Keyloggers can be installed directly or remotely. Most commercial keyloggers will require direct access to the target computer with the admin privilege to be installed. The installation and initial set up usually takes no more than 2-3 minutes and doesn't differ much from a usual program.
However, keyloggers can be installed remotely and silently without you even knowing they are there. For example, this method can be used in large companies who implement employee monitoring systems. Here installing a program on each computer is too time-consuming that is why company IT specialists can employ Group Policy to install the program on all computers at once. However, the remote installation may also be used by hackers to acquire sensitive data such as passwords, bank accounts or personal correspondence. For example, you receive an email about a secret sale in one of your favourite online shops, but details of the sale are in the attachment. Don't rush to open the attachment immediately, take time to make sure the offer was indeed sent from the shop's official email address. No? Then, most probably, the attachment contains a keylogger which will be installed as soon as you open the file. A keylogger can also be installed when you click a suspicious link in the email or on an unfamiliar website. Luckily, not all keyloggers support remote installation.
Keyloggers save recorded activity in a log file - a kind of a journal which contains not only the event, for example, the typed word, but also additional information about it such as date and time when it happened and the name of the application or a website where it was typed. The data can be viewed in chronological order or filtered to display only a certain type of events, for example, screenshots or visited websites.

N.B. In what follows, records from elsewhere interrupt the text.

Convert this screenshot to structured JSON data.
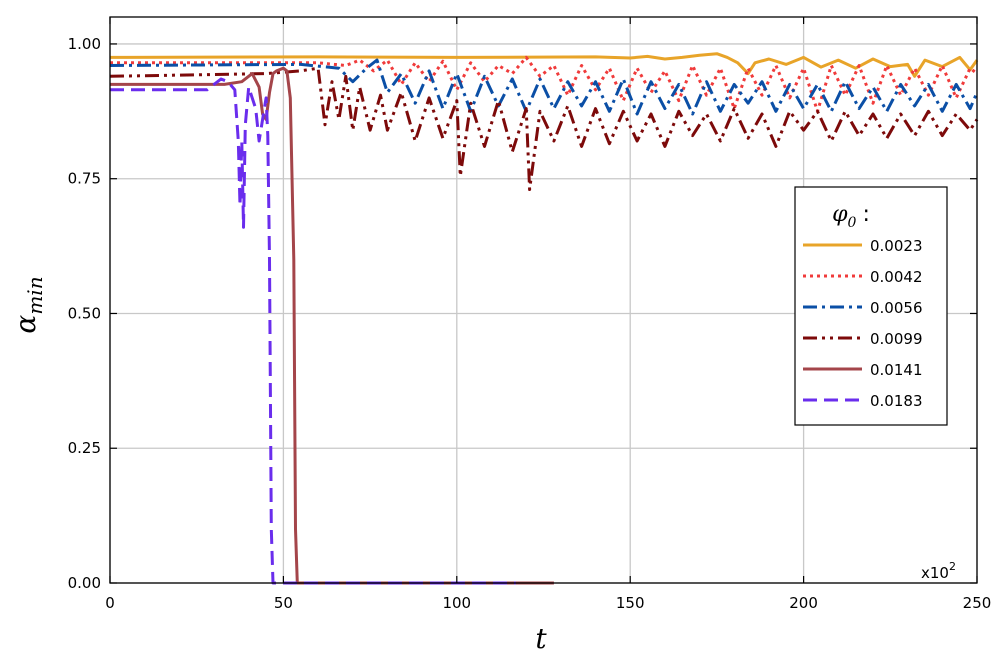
{
  "chart_data": {
    "type": "line",
    "xlabel": "t",
    "ylabel_main": "α",
    "ylabel_sub": "min",
    "x_multiplier_label": "x10",
    "x_multiplier_exp": "2",
    "xlim": [
      0,
      250
    ],
    "ylim": [
      0,
      1.05
    ],
    "xticks": [
      0,
      50,
      100,
      150,
      200,
      250
    ],
    "xtick_labels": [
      "0",
      "50",
      "100",
      "150",
      "200",
      "250"
    ],
    "yticks": [
      0,
      0.25,
      0.5,
      0.75,
      1.0
    ],
    "ytick_labels": [
      "0.00",
      "0.25",
      "0.50",
      "0.75",
      "1.00"
    ],
    "grid": true,
    "legend": {
      "title_main": "φ",
      "title_sub": "0",
      "title_suffix": ":",
      "placement": "right"
    },
    "series": [
      {
        "name": "0.0023",
        "color": "#e8a429",
        "dash": "solid",
        "x": [
          0,
          60,
          100,
          140,
          150,
          155,
          160,
          165,
          170,
          175,
          178,
          181,
          184,
          186,
          190,
          195,
          200,
          205,
          210,
          215,
          220,
          225,
          230,
          232,
          235,
          240,
          245,
          248,
          250
        ],
        "y": [
          0.975,
          0.976,
          0.975,
          0.976,
          0.974,
          0.977,
          0.972,
          0.975,
          0.979,
          0.982,
          0.975,
          0.965,
          0.945,
          0.965,
          0.972,
          0.962,
          0.975,
          0.957,
          0.97,
          0.955,
          0.972,
          0.958,
          0.962,
          0.94,
          0.97,
          0.958,
          0.975,
          0.952,
          0.97
        ]
      },
      {
        "name": "0.0042",
        "color": "#f03b3b",
        "dash": "dot",
        "x": [
          0,
          60,
          68,
          72,
          76,
          80,
          84,
          88,
          92,
          96,
          100,
          104,
          108,
          112,
          116,
          120,
          124,
          128,
          132,
          136,
          140,
          144,
          148,
          152,
          156,
          160,
          164,
          168,
          172,
          176,
          180,
          184,
          188,
          192,
          196,
          200,
          204,
          208,
          212,
          216,
          220,
          224,
          228,
          232,
          236,
          240,
          244,
          248,
          250
        ],
        "y": [
          0.965,
          0.965,
          0.96,
          0.97,
          0.95,
          0.97,
          0.925,
          0.965,
          0.93,
          0.968,
          0.915,
          0.965,
          0.93,
          0.96,
          0.945,
          0.975,
          0.94,
          0.96,
          0.905,
          0.96,
          0.915,
          0.955,
          0.895,
          0.955,
          0.91,
          0.95,
          0.895,
          0.96,
          0.905,
          0.955,
          0.88,
          0.955,
          0.905,
          0.96,
          0.9,
          0.955,
          0.875,
          0.96,
          0.905,
          0.96,
          0.89,
          0.96,
          0.905,
          0.955,
          0.905,
          0.96,
          0.9,
          0.955,
          0.945
        ]
      },
      {
        "name": "0.0056",
        "color": "#0b4fa6",
        "dash": "dashdot",
        "x": [
          0,
          55,
          66,
          70,
          74,
          77,
          80,
          84,
          88,
          92,
          96,
          100,
          104,
          108,
          112,
          116,
          120,
          124,
          128,
          132,
          136,
          140,
          144,
          148,
          152,
          156,
          160,
          164,
          168,
          172,
          176,
          180,
          184,
          188,
          192,
          196,
          200,
          204,
          208,
          212,
          216,
          220,
          224,
          228,
          232,
          236,
          240,
          244,
          248,
          250
        ],
        "y": [
          0.96,
          0.962,
          0.955,
          0.93,
          0.955,
          0.97,
          0.91,
          0.945,
          0.89,
          0.95,
          0.88,
          0.945,
          0.875,
          0.94,
          0.885,
          0.935,
          0.875,
          0.935,
          0.88,
          0.93,
          0.885,
          0.93,
          0.875,
          0.935,
          0.87,
          0.93,
          0.88,
          0.925,
          0.87,
          0.93,
          0.875,
          0.925,
          0.89,
          0.93,
          0.875,
          0.925,
          0.88,
          0.925,
          0.875,
          0.93,
          0.88,
          0.92,
          0.875,
          0.925,
          0.885,
          0.925,
          0.875,
          0.925,
          0.88,
          0.91
        ]
      },
      {
        "name": "0.0099",
        "color": "#7d0a0a",
        "dash": "dashdotdot",
        "x": [
          0,
          45,
          55,
          60,
          62,
          64,
          66,
          68,
          70,
          72,
          75,
          78,
          80,
          84,
          88,
          92,
          96,
          100,
          101,
          104,
          108,
          112,
          116,
          120,
          121,
          124,
          128,
          132,
          136,
          140,
          144,
          148,
          152,
          156,
          160,
          164,
          168,
          172,
          176,
          180,
          184,
          188,
          192,
          196,
          200,
          204,
          208,
          212,
          216,
          220,
          224,
          228,
          232,
          236,
          240,
          244,
          248,
          250
        ],
        "y": [
          0.94,
          0.945,
          0.95,
          0.955,
          0.85,
          0.93,
          0.86,
          0.94,
          0.84,
          0.92,
          0.84,
          0.905,
          0.84,
          0.91,
          0.82,
          0.9,
          0.825,
          0.895,
          0.755,
          0.89,
          0.81,
          0.895,
          0.8,
          0.88,
          0.73,
          0.875,
          0.82,
          0.885,
          0.81,
          0.88,
          0.815,
          0.875,
          0.82,
          0.87,
          0.81,
          0.875,
          0.83,
          0.87,
          0.82,
          0.88,
          0.825,
          0.87,
          0.81,
          0.875,
          0.84,
          0.875,
          0.82,
          0.875,
          0.83,
          0.87,
          0.825,
          0.87,
          0.83,
          0.875,
          0.83,
          0.87,
          0.84,
          0.86
        ]
      },
      {
        "name": "0.0141",
        "color": "#a4454a",
        "dash": "solid",
        "x": [
          0,
          33,
          38,
          41,
          43,
          44,
          45,
          46,
          47,
          48,
          50,
          51,
          52,
          53,
          53.5,
          54,
          128
        ],
        "y": [
          0.925,
          0.925,
          0.93,
          0.945,
          0.92,
          0.87,
          0.86,
          0.91,
          0.945,
          0.95,
          0.955,
          0.95,
          0.9,
          0.6,
          0.1,
          0,
          0
        ]
      },
      {
        "name": "0.0183",
        "color": "#6a2ded",
        "dash": "dash",
        "x": [
          0,
          28,
          32,
          34,
          36,
          37,
          37.5,
          38,
          38.5,
          39,
          40,
          41,
          42,
          43,
          44,
          45,
          45.5,
          46,
          46.5,
          47,
          117
        ],
        "y": [
          0.915,
          0.915,
          0.935,
          0.93,
          0.915,
          0.82,
          0.7,
          0.82,
          0.66,
          0.85,
          0.92,
          0.9,
          0.88,
          0.82,
          0.86,
          0.9,
          0.83,
          0.6,
          0.1,
          0,
          0
        ]
      }
    ]
  }
}
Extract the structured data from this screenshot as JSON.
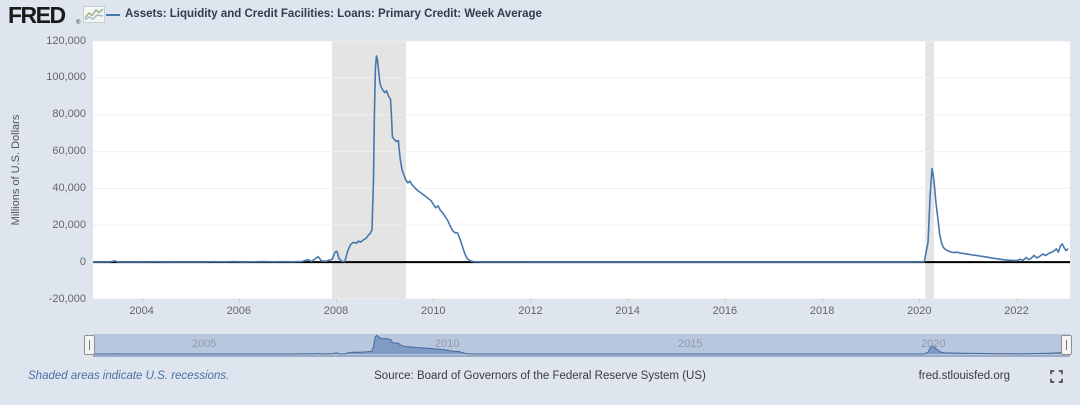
{
  "header": {
    "logo": "FRED",
    "logo_reg": "®",
    "series_title": "Assets: Liquidity and Credit Facilities: Loans: Primary Credit: Week Average"
  },
  "chart": {
    "ylabel": "Millions of U.S. Dollars"
  },
  "footer": {
    "recession_note": "Shaded areas indicate U.S. recessions.",
    "source": "Source: Board of Governors of the Federal Reserve System (US)",
    "site": "fred.stlouisfed.org"
  },
  "icons": {
    "logo_chart": "line-chart-icon",
    "fullscreen": "fullscreen-expand-icon"
  },
  "colors": {
    "background": "#dee5ee",
    "plot_background": "#ffffff",
    "line": "#4878ab",
    "grid": "#efefef",
    "zero_line": "#000000",
    "recession": "#e4e4e4",
    "slider_track": "#b9c7de",
    "slider_fill": "#7492bf",
    "slider_line": "#45699c",
    "accent_link": "#4a6fa5"
  },
  "chart_data": {
    "type": "line",
    "title": "Assets: Liquidity and Credit Facilities: Loans: Primary Credit: Week Average",
    "xlabel": "",
    "ylabel": "Millions of U.S. Dollars",
    "xlim": [
      2003.0,
      2023.1
    ],
    "ylim": [
      -20000,
      120000
    ],
    "yticks": [
      -20000,
      0,
      20000,
      40000,
      60000,
      80000,
      100000,
      120000
    ],
    "xticks": [
      2004,
      2006,
      2008,
      2010,
      2012,
      2014,
      2016,
      2018,
      2020,
      2022
    ],
    "slider_xticks": [
      2005,
      2010,
      2015,
      2020
    ],
    "grid": "horizontal",
    "legend_position": "top",
    "recessions": [
      [
        2007.92,
        2009.44
      ],
      [
        2020.12,
        2020.3
      ]
    ],
    "points": [
      [
        2003.0,
        30
      ],
      [
        2003.2,
        80
      ],
      [
        2003.35,
        120
      ],
      [
        2003.45,
        700
      ],
      [
        2003.5,
        150
      ],
      [
        2003.7,
        100
      ],
      [
        2003.9,
        200
      ],
      [
        2004.1,
        100
      ],
      [
        2004.3,
        250
      ],
      [
        2004.5,
        120
      ],
      [
        2004.7,
        180
      ],
      [
        2004.9,
        100
      ],
      [
        2005.1,
        150
      ],
      [
        2005.3,
        100
      ],
      [
        2005.5,
        250
      ],
      [
        2005.7,
        150
      ],
      [
        2005.9,
        300
      ],
      [
        2006.1,
        150
      ],
      [
        2006.3,
        200
      ],
      [
        2006.5,
        300
      ],
      [
        2006.7,
        200
      ],
      [
        2006.9,
        250
      ],
      [
        2007.1,
        200
      ],
      [
        2007.3,
        350
      ],
      [
        2007.42,
        1300
      ],
      [
        2007.5,
        400
      ],
      [
        2007.63,
        3000
      ],
      [
        2007.7,
        700
      ],
      [
        2007.8,
        500
      ],
      [
        2007.92,
        1500
      ],
      [
        2007.98,
        5500
      ],
      [
        2008.02,
        5800
      ],
      [
        2008.06,
        2000
      ],
      [
        2008.12,
        400
      ],
      [
        2008.18,
        300
      ],
      [
        2008.24,
        6000
      ],
      [
        2008.3,
        9500
      ],
      [
        2008.36,
        10800
      ],
      [
        2008.42,
        10200
      ],
      [
        2008.46,
        11500
      ],
      [
        2008.5,
        10800
      ],
      [
        2008.56,
        12000
      ],
      [
        2008.62,
        13000
      ],
      [
        2008.66,
        14500
      ],
      [
        2008.7,
        15500
      ],
      [
        2008.74,
        17500
      ],
      [
        2008.77,
        45000
      ],
      [
        2008.79,
        80000
      ],
      [
        2008.81,
        105000
      ],
      [
        2008.83,
        111900
      ],
      [
        2008.85,
        110000
      ],
      [
        2008.88,
        103000
      ],
      [
        2008.9,
        97500
      ],
      [
        2008.93,
        95000
      ],
      [
        2008.96,
        93500
      ],
      [
        2009.0,
        92000
      ],
      [
        2009.04,
        93000
      ],
      [
        2009.08,
        90000
      ],
      [
        2009.12,
        88500
      ],
      [
        2009.14,
        80000
      ],
      [
        2009.16,
        68000
      ],
      [
        2009.2,
        66500
      ],
      [
        2009.24,
        65500
      ],
      [
        2009.28,
        66000
      ],
      [
        2009.32,
        56000
      ],
      [
        2009.36,
        50000
      ],
      [
        2009.4,
        47000
      ],
      [
        2009.44,
        44500
      ],
      [
        2009.48,
        43000
      ],
      [
        2009.52,
        44000
      ],
      [
        2009.56,
        42000
      ],
      [
        2009.6,
        41000
      ],
      [
        2009.65,
        39500
      ],
      [
        2009.7,
        38500
      ],
      [
        2009.75,
        37500
      ],
      [
        2009.8,
        36500
      ],
      [
        2009.85,
        35500
      ],
      [
        2009.9,
        34500
      ],
      [
        2009.95,
        33500
      ],
      [
        2010.0,
        31500
      ],
      [
        2010.05,
        29500
      ],
      [
        2010.1,
        30500
      ],
      [
        2010.15,
        28000
      ],
      [
        2010.2,
        26500
      ],
      [
        2010.25,
        24500
      ],
      [
        2010.3,
        22500
      ],
      [
        2010.35,
        19500
      ],
      [
        2010.4,
        17000
      ],
      [
        2010.45,
        16000
      ],
      [
        2010.5,
        15800
      ],
      [
        2010.55,
        12500
      ],
      [
        2010.6,
        8500
      ],
      [
        2010.65,
        4500
      ],
      [
        2010.7,
        1800
      ],
      [
        2010.78,
        500
      ],
      [
        2010.85,
        200
      ],
      [
        2011.0,
        80
      ],
      [
        2011.5,
        60
      ],
      [
        2012.0,
        40
      ],
      [
        2013.0,
        30
      ],
      [
        2014.0,
        25
      ],
      [
        2015.0,
        30
      ],
      [
        2016.0,
        40
      ],
      [
        2017.0,
        50
      ],
      [
        2018.0,
        40
      ],
      [
        2019.0,
        35
      ],
      [
        2019.8,
        50
      ],
      [
        2020.1,
        60
      ],
      [
        2020.18,
        11000
      ],
      [
        2020.22,
        35000
      ],
      [
        2020.26,
        50800
      ],
      [
        2020.3,
        44500
      ],
      [
        2020.34,
        33000
      ],
      [
        2020.38,
        24000
      ],
      [
        2020.42,
        15000
      ],
      [
        2020.46,
        10000
      ],
      [
        2020.5,
        7800
      ],
      [
        2020.56,
        6500
      ],
      [
        2020.62,
        5800
      ],
      [
        2020.7,
        5200
      ],
      [
        2020.78,
        5400
      ],
      [
        2020.85,
        4900
      ],
      [
        2020.93,
        4600
      ],
      [
        2021.0,
        4300
      ],
      [
        2021.1,
        3900
      ],
      [
        2021.2,
        3500
      ],
      [
        2021.3,
        3100
      ],
      [
        2021.4,
        2700
      ],
      [
        2021.5,
        2200
      ],
      [
        2021.6,
        1800
      ],
      [
        2021.7,
        1400
      ],
      [
        2021.8,
        1100
      ],
      [
        2021.9,
        950
      ],
      [
        2022.0,
        850
      ],
      [
        2022.08,
        1600
      ],
      [
        2022.13,
        900
      ],
      [
        2022.2,
        2600
      ],
      [
        2022.25,
        1300
      ],
      [
        2022.3,
        2100
      ],
      [
        2022.36,
        3600
      ],
      [
        2022.42,
        2300
      ],
      [
        2022.48,
        3200
      ],
      [
        2022.54,
        4400
      ],
      [
        2022.6,
        3600
      ],
      [
        2022.66,
        4700
      ],
      [
        2022.72,
        5300
      ],
      [
        2022.78,
        6200
      ],
      [
        2022.82,
        7200
      ],
      [
        2022.86,
        5400
      ],
      [
        2022.9,
        8600
      ],
      [
        2022.94,
        9900
      ],
      [
        2022.98,
        7800
      ],
      [
        2023.02,
        6200
      ],
      [
        2023.06,
        7400
      ]
    ]
  }
}
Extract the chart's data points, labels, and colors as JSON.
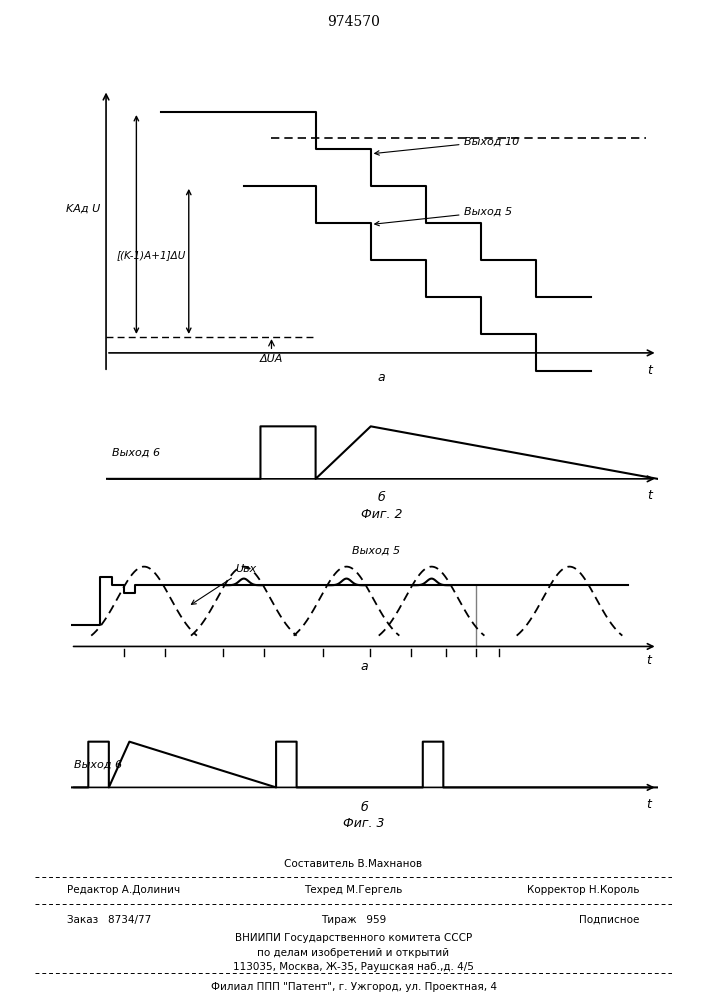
{
  "title": "974570",
  "fig2_label": "Фиг. 2",
  "fig3_label": "Фиг. 3",
  "fig2a_label": "a",
  "fig2b_label": "б",
  "fig3a_label": "a",
  "fig3b_label": "б",
  "t_label": "t",
  "KA_label": "KАд U",
  "Km1_label": "[(K-1)A+1]ΔU",
  "dUA_label": "ΔUA",
  "vyhod10_label": "Выход 10",
  "vyhod5_label": "Выход 5",
  "vyhod6_label": "Выход 6",
  "Uvx_label": "Uвх",
  "editor_line": "Редактор А.Долинич",
  "compositor_line": "Составитель В.Махнанов",
  "techred_line": "Техред М.Гергель",
  "corrector_line": "Корректор Н.Король",
  "order_line": "Заказ   8734/77",
  "tirazh_line": "Тираж   959",
  "podpisnoe_line": "Подписное",
  "vniip_line": "ВНИИПИ Государственного комитета СССР",
  "dela_line": "по делам изобретений и открытий",
  "address_line": "113035, Москва, Ж-35, Раушская наб.,д. 4/5",
  "filial_line": "Филиал ППП \"Патент\", г. Ужгород, ул. Проектная, 4"
}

Depending on the functionality of the chosen keylogger, log files can be viewed locally on the target computer or sent automatically to an online monitoring dashboard, by email, Google Drive, Dropbox, FTP, LAN etc. In the latter case, viewing data becomes much more convenient as you can check the user's activity remotely without getting access to the target computer.
As we can see, keyloggers collect huge amounts of data about the user's daily activity on a computer and online habits. This data can be used later for various purposes. A thoughtful employer can implement such a monitoring system to find out habitual slackers and protect the company from corporate data leakages. Next, keylogger data is useful for worried parents who want to keep an eye on their children's activity online. If you suspect your partner of infidelity, a keylogger program may help you either to dispel mistrust or to get an irrefutable proof.
However, the coin has a reverse side to it. Keylogger software may also serve evil purposes, such as stealing passwords or other sensitive data.
Whatever purpose keyloggers are used for, it raises the next question.
Obviously, the answer depends on the purpose a keylogger is used for. If you install the keylogger on the computer that you own, there is nothing illegal about it. The same applies to parents who monitor their children's Internet activity. If you are an employer, you are obliged to notify the staff that they are being monitored and to use the software only in the areas where laws permit such type of monitoring.
On the other hand, unauthorized monitoring of devices that do not belong to you may result in serious legal consequences. It is unlawful to install keyloggers on another person's computer without their knowledge, even if this person is your partner or spouse. More than that, using a keylogger for criminal purposes such as stealing passwords, accounts and other sensitive data is evidently illegal and will lead to monetary and law penalties.